There are also other ingredients to consider. Research shows that coumarin is toxic and acts as a carcinogen.
When it comes to fragrance products, it is not advised to be exposed to more than 0.04 mg per kilogram of body weight per day.
However, the use of this compound in food and in cosmetic products does not seem to pose a health risk to humans.
Limonene itself is not regarded as toxic, but it interacts with other compounds in the air.
Limonene and ozone were noted to trigger inflammatory cytokine production.
The use of glycerine in cosmetics is regarded as safe.
Some kinds of essential oils are toxic to non-target organisms, including marine life, but it is not clear if there would be enough of these compounds in scent boosters to cause harm.
Benzene is considered a carcinogen and has been linked with smog.
Acetaldehyde is acutely toxic to marine life and can cause irritation when humans or animals are exposed to it.
Acetaldehyde also reacts with other chemicals in the environment to create smog.
Although scent boosters were not included in the study referenced above, they, too, could release air pollutants in the wash.
4. Are Scent Boosters Biodegradable?
Some scent boosters may be biodegradable, but not all.
It should also be noted that biodegradation can only take place in certain environments.
So while scent boosters could contain materials that can be biodegraded by bacteria in soil, they might not be able to break down in the water.
As mentioned earlier, although PEG is biodegradable, larger molecules are difficult to biodegrade.

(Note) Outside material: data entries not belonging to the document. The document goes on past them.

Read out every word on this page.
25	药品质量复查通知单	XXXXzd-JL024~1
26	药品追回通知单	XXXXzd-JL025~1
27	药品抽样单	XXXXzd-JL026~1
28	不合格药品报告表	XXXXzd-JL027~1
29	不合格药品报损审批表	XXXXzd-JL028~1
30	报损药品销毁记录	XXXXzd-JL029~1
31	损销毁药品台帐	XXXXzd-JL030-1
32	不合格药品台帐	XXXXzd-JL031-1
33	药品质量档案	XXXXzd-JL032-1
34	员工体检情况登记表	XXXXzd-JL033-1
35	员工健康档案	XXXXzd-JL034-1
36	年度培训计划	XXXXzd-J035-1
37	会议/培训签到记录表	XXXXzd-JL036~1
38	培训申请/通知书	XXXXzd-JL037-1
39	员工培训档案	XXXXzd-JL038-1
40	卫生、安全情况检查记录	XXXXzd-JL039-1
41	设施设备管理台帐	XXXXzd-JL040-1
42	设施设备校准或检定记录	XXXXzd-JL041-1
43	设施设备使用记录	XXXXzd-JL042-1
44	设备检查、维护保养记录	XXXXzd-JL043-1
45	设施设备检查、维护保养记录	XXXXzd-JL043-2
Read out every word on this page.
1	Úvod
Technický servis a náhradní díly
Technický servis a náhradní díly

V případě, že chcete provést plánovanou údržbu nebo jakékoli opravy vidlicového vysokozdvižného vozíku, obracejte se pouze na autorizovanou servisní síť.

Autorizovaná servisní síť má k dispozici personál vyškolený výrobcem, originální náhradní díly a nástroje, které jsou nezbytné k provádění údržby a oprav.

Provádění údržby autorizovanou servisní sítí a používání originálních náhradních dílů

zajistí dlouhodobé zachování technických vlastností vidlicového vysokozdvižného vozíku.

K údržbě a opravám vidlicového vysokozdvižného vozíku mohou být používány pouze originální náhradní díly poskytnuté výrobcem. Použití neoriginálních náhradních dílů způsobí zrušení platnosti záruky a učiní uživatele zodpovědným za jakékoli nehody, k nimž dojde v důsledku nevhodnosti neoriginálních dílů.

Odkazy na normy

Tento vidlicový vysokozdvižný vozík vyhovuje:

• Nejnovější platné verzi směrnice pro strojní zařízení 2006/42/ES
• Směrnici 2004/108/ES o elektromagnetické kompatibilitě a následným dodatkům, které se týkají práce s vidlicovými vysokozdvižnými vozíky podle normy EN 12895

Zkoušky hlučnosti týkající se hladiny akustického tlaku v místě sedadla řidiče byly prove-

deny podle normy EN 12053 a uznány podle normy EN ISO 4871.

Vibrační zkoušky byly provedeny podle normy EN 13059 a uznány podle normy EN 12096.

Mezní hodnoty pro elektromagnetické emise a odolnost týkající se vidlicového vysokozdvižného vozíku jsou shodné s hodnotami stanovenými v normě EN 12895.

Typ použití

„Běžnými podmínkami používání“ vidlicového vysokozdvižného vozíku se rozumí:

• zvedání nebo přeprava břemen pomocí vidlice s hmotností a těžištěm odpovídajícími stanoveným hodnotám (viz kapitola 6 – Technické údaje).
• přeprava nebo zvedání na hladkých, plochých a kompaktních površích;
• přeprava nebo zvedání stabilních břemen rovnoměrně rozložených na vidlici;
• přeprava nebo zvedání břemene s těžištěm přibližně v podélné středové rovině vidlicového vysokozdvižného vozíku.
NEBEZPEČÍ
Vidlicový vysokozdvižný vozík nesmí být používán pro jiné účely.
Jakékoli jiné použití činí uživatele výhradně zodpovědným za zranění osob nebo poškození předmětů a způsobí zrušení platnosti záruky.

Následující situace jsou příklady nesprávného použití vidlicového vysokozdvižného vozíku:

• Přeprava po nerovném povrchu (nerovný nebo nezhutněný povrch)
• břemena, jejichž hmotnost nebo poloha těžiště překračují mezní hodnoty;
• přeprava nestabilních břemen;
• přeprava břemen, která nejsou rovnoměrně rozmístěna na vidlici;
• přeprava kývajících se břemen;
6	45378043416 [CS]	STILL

However, since scent boosters are quite small, it is not clear if the PEG would be difficult to break down.
Although PVA is also biodegradable, studies found that approximately 77% of it is still intact following wastewater treatment.
These are also the other ingredients to consider.
While the likes of essential oils and glycerol are biodegradable, many synthetic fragrances, dyes, and other ingredients are not.
For example, EDTA and PVP are not biodegradable, but as mentioned earlier, many brands do not specify exactly what dispersants they use in their products, so it is difficult to determine the environmental impact.
5. Are Scent Boosters Sustainable?
Generally, scent boosters are not sustainable.
PEG and PVA are derived from petroleum, which is non-renewable.
As mentioned earlier, manufacturing glycerine is energy-intensive.
Although many of the common ingredients are plant-based, scent boosters often come in plastic packaging, which is unsustainable as plastic is non-renewable and has limited recyclability.
Plus, some of these plant-based ingredients can still be toxic.